By Shalini Pandey
Owing to continual losses, the e-commerce firm, Snapdeal, has been in the process of selling its business for quite some time now. Flipkart was the front-runner in this acquisition and even revised its offer to about $850 million – approximately $650-700 million in stocks and the rest in cash. Recently, Infibeam, the only listed Indian e-commerce firm, has shown an interest in the deal.
Weighing the options
Infibeam has made a bid of $700 million in stock which is lower than Flipkart’s offer. However, co-founders Kunal Bahl and Rohit Bansal are more keen on striking a deal with Infibeam, as it would allow them to retain control of the company after the sale. Whereas, they would have to leave if Snapdeal is sold to Flipkart.
On the other hand, Snapdeal’s largest investor, Softbank Group Corporation is pushing for the sale of Snapdeal to Flipkart to cut its losses. However, it can’t force its decisions as it does not possess 75 percent of the voting rights. The co-founders are also considering getting Snapdeal to survive as an independent company by cutting both, a majority of jobs and the size of its business, should the deal with Flipkart or Infibeam not pull through.
What does it mean for Infibeam?
The success of this deal would prove beneficial for the Ahmedabad headquartered company and help it to expand its base thereby, gaining a higher share of the e-commerce market. Infibeam had a little over 5,000 merchants selling on its online platform as of FY16. This figure is insignificant in comparison to that of Flipkart, Amazon India and Snapdeal all of whom boast about having over 100,000 merchants.
Despite its small size, Infibeam commands a market capitalisation of over Rs 7,000 crore (over $1 billion). This is due to investors having bought into its story of having a differentiated business model that focuses on profitability rather than burning piles of cash on customer acquisition and market shares.
If the deal fructifies it will put Infibeam on the same pedestal as Flipkart, Amazon India, Shopclues, and Paytm.
Leaning towards Flipkart
In light of Snapdeal’s cash crunch, it is unlikely that Snapdeal will side with Infibeam, especially since the $150 million cash payout by Flipkart is too tempting to resist. Snapdeal is starved of capital and this has impacted the company’s ability to discount, which has consequently led to an erosion of its user base and sales. The company has also been forced to cut jobs owing to this cash crunch.
More importantly, SoftBank, which owns about a third of Snapdeal and has two board seats, is pushing for a sale to Flipkart. Flipkart, despite the recent 26% markdown in its valuation, is still the most valuable Indian startup and is worth roughly $11 billion. Flipkart then, the only formidable competition to Amazon in India, becomes the only beacon of hope for SoftBank.

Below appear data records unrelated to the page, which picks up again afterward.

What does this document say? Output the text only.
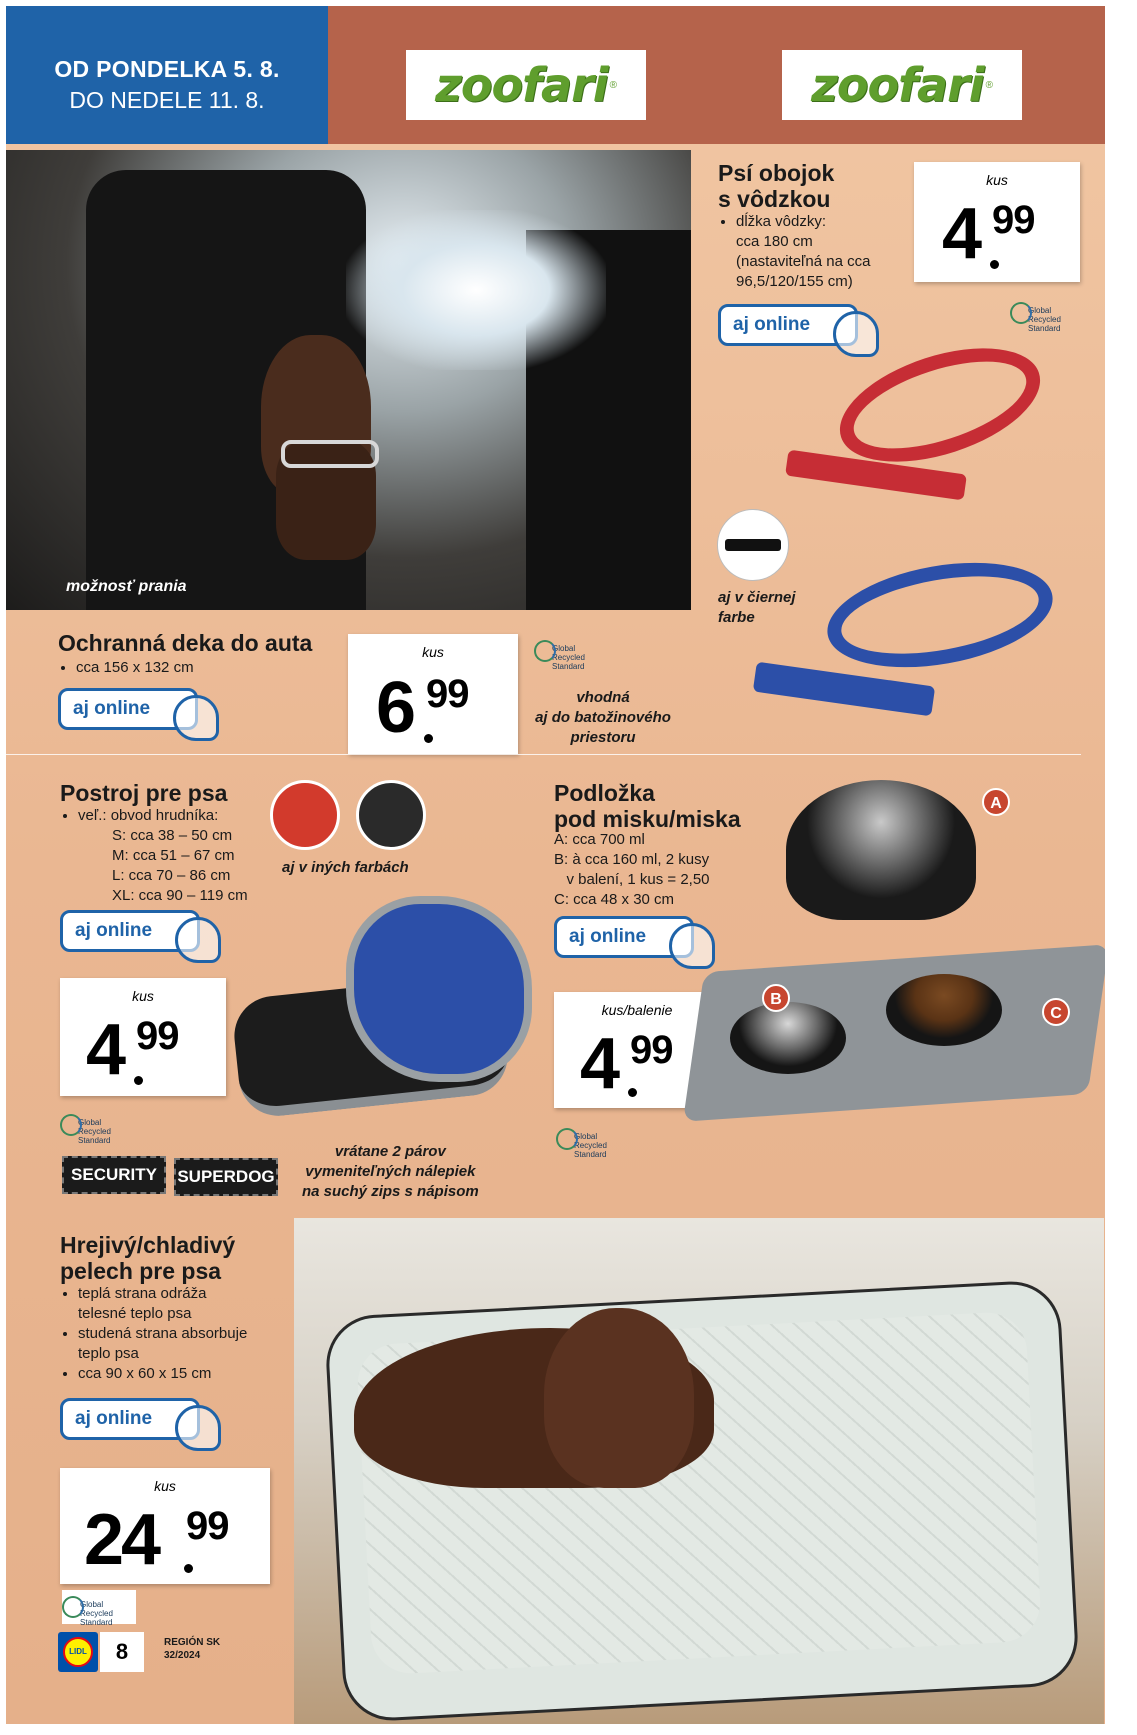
OD PONDELKA 5. 8.
DO NEDELE 11. 8.	zoofari ®	zoofari ®
možnosť prania
Ochranná deka do auta
• cca 156 x 132 cm
aj online
kus
6 99
Global Recycled
Standard
vhodná
aj do batožinového
priestoru
Psí obojok
s vôdzkou
• dĺžka vôdzky:
cca 180 cm
(nastaviteľná na cca
96,5/120/155 cm)
kus
4 99
Global Recycled
Standard
aj online
aj v čiernej
farbe
Postroj pre psa
• veľ.: obvod hrudníka:
S: cca 38 – 50 cm
M: cca 51 – 67 cm
L: cca 70 – 86 cm
XL: cca 90 – 119 cm
aj v iných farbách
aj online
kus
4 99
Global Recycled
Standard
SECURITY	SUPERDOG
vrátane 2 párov
vymeniteľných nálepiek
na suchý zips s nápisom
Podložka
pod misku/miska
A: cca 700 ml
B: à cca 160 ml, 2 kusy
v balení, 1 kus = 2,50
C: cca 48 x 30 cm
aj online
A
kus/balenie
4 99
B
C
Global Recycled
Standard
Hrejivý/chladivý
pelech pre psa
• teplá strana odráža
telesné teplo psa
• studená strana absorbuje
teplo psa
• cca 90 x 60 x 15 cm
aj online
kus
24 99
Global Recycled
Standard
LIDL	8	REGIÓN SK
32/2024
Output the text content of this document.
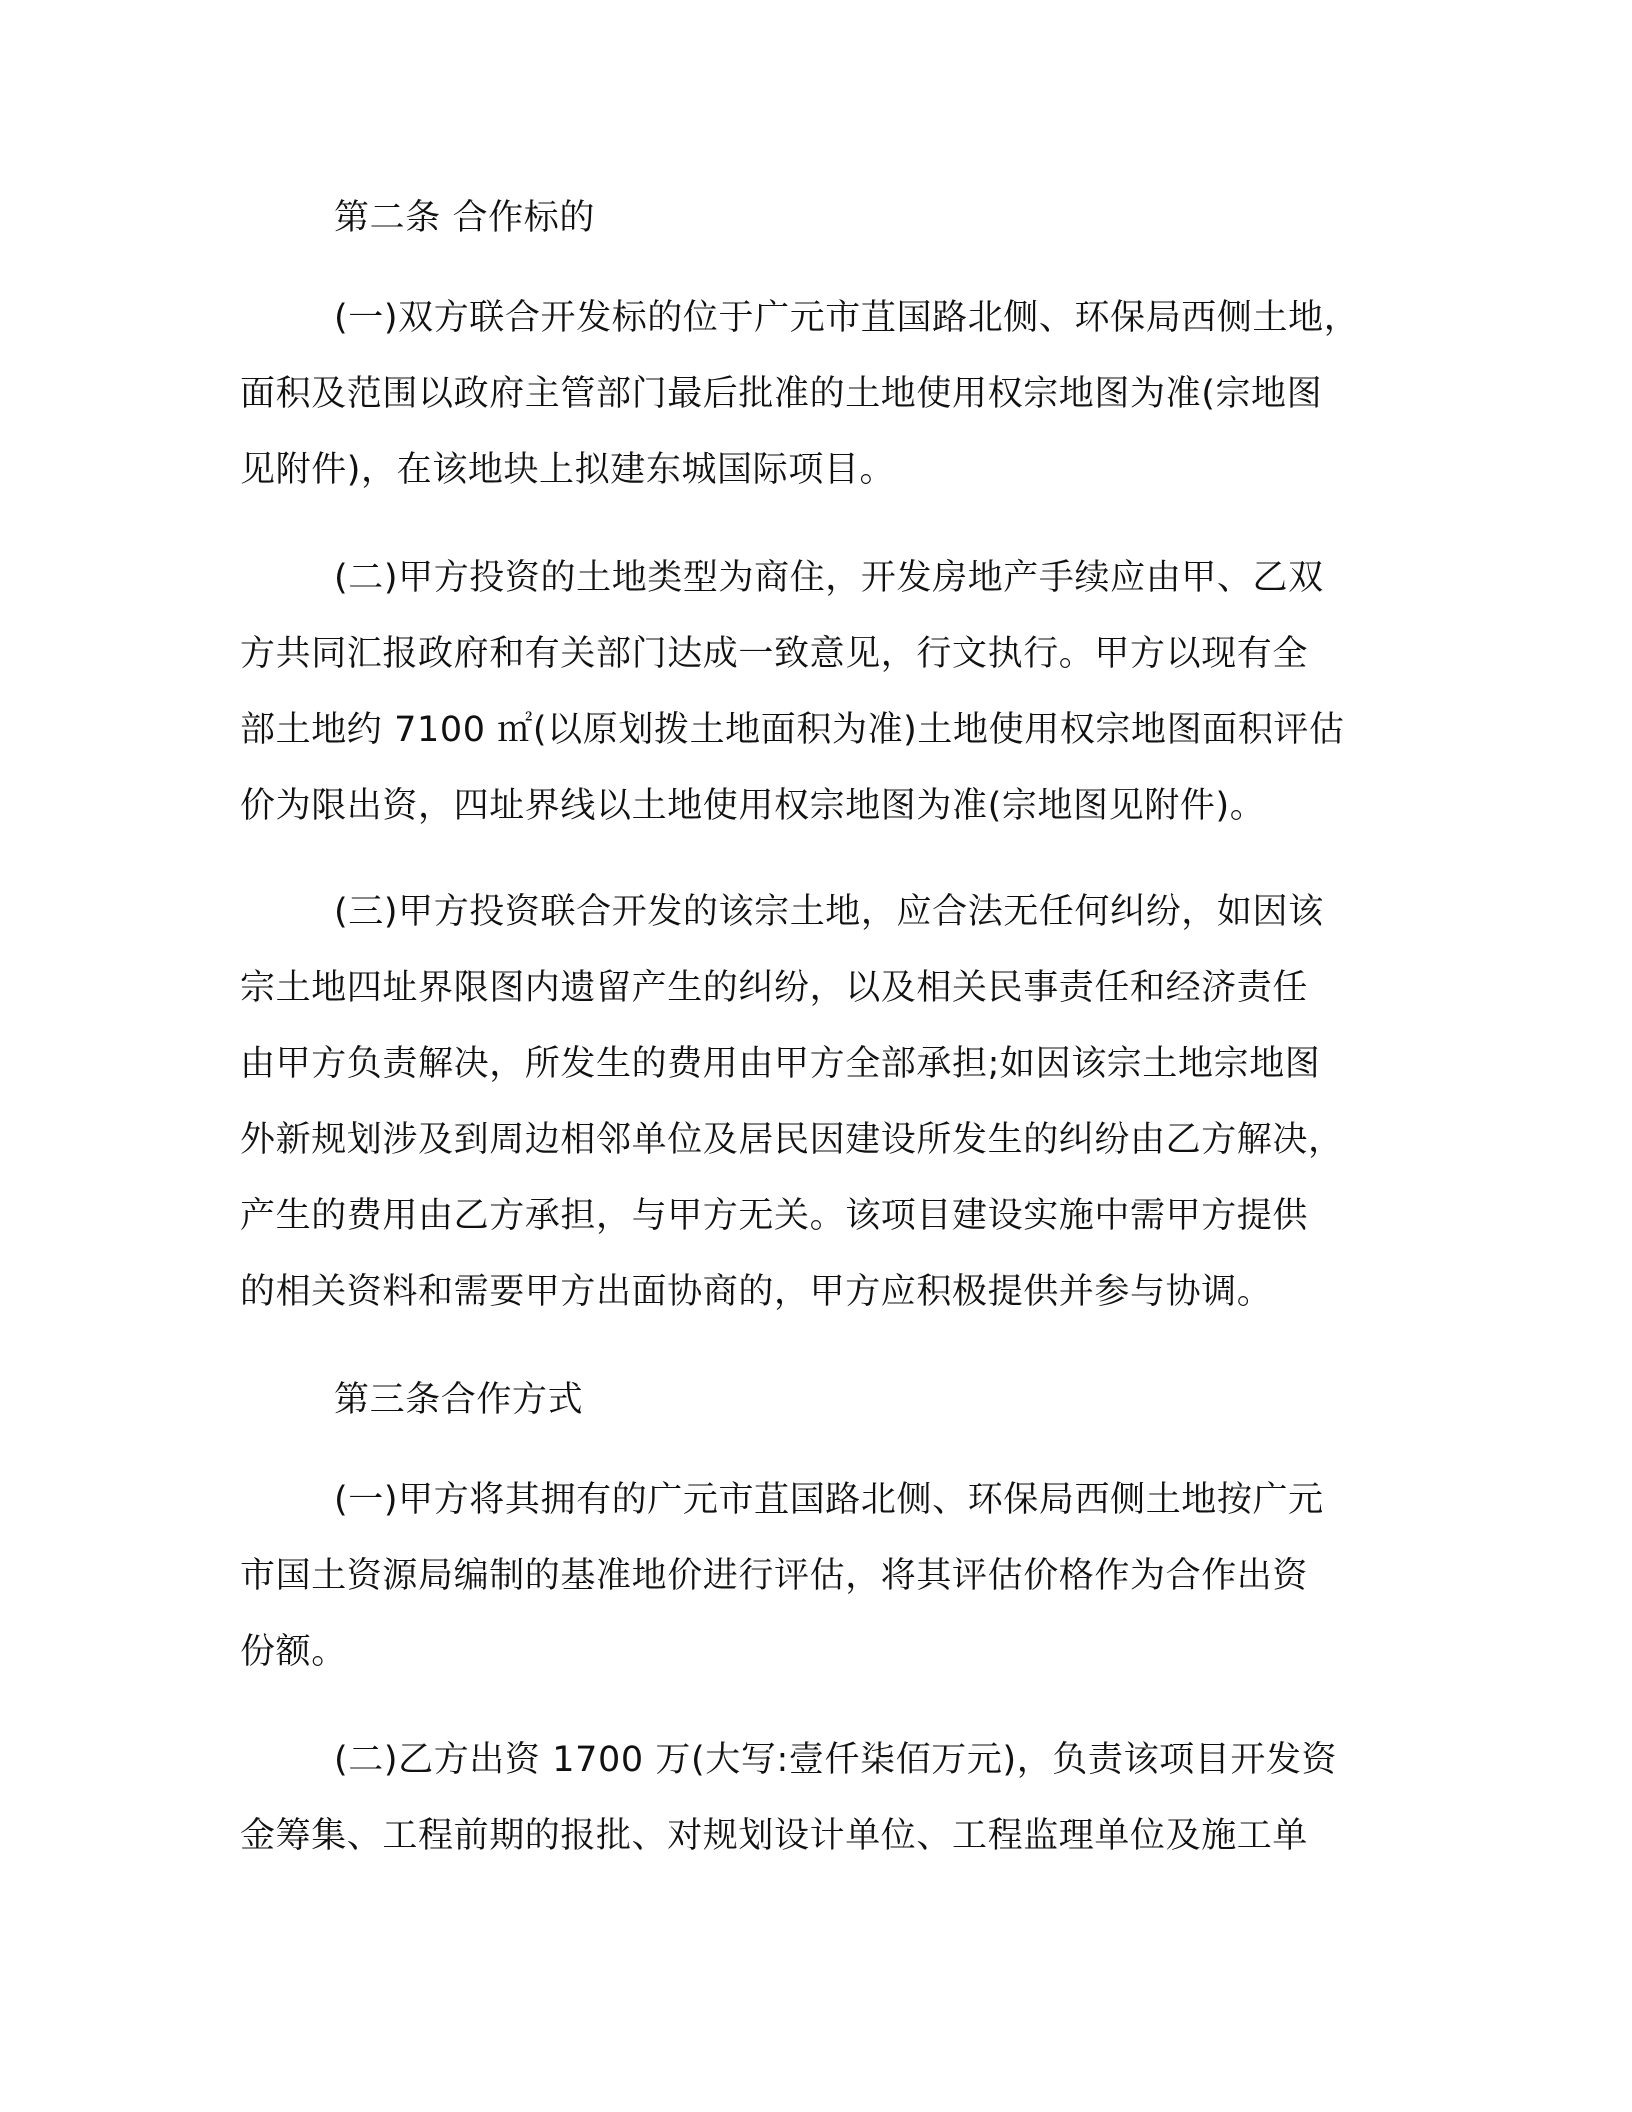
第二条 合作标的
(一)双方联合开发标的位于广元市苴国路北侧、环保局西侧土地，
面积及范围以政府主管部门最后批准的土地使用权宗地图为准(宗地图
见附件)，在该地块上拟建东城国际项目。
(二)甲方投资的土地类型为商住，开发房地产手续应由甲、乙双
方共同汇报政府和有关部门达成一致意见，行文执行。甲方以现有全
部土地约 7100 ㎡(以原划拨土地面积为准)土地使用权宗地图面积评估
价为限出资，四址界线以土地使用权宗地图为准(宗地图见附件)。
(三)甲方投资联合开发的该宗土地，应合法无任何纠纷，如因该
宗土地四址界限图内遗留产生的纠纷，以及相关民事责任和经济责任
由甲方负责解决，所发生的费用由甲方全部承担;如因该宗土地宗地图
外新规划涉及到周边相邻单位及居民因建设所发生的纠纷由乙方解决，
产生的费用由乙方承担，与甲方无关。该项目建设实施中需甲方提供
的相关资料和需要甲方出面协商的，甲方应积极提供并参与协调。
第三条合作方式
(一)甲方将其拥有的广元市苴国路北侧、环保局西侧土地按广元
市国土资源局编制的基准地价进行评估，将其评估价格作为合作出资
份额。
(二)乙方出资 1700 万(大写:壹仟柒佰万元)，负责该项目开发资
金筹集、工程前期的报批、对规划设计单位、工程监理单位及施工单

Besides, the sale of Snapdeal without SoftBank’s blessing might prove difficult. As things stand today, for any potential suitor, the bright side to buying Snapdeal is a potential investment by SoftBank and not Snapdeal’s business. SoftBank’s rationale behind choosing Flipkart is simple: it does not want to disappear from the Indian startup scene anytime soon, in spite of its failed ventures with Snapdeal and Housing.com.
Future of Freecharge
Amazon India has placed a bid of $70-80 million to acquire Freecharge. Until now, Axis Bank was the top contender at a valuation of $60-65 million. They placed the bid after receiving RBI approval for their e-wallet. Additionally, they have already pumped in around Rs 130 crore to revamp their Amazon pay wallet to compete with rivals Paytm and Mobikwik.
Acquisition of Freecharge will undoubtedly enable Amazon India to launch their wallet services as a separate entity and grab some market share. Snapdeal’s already-low cash reserves have a chance at getting replenished by this much-hyped sale.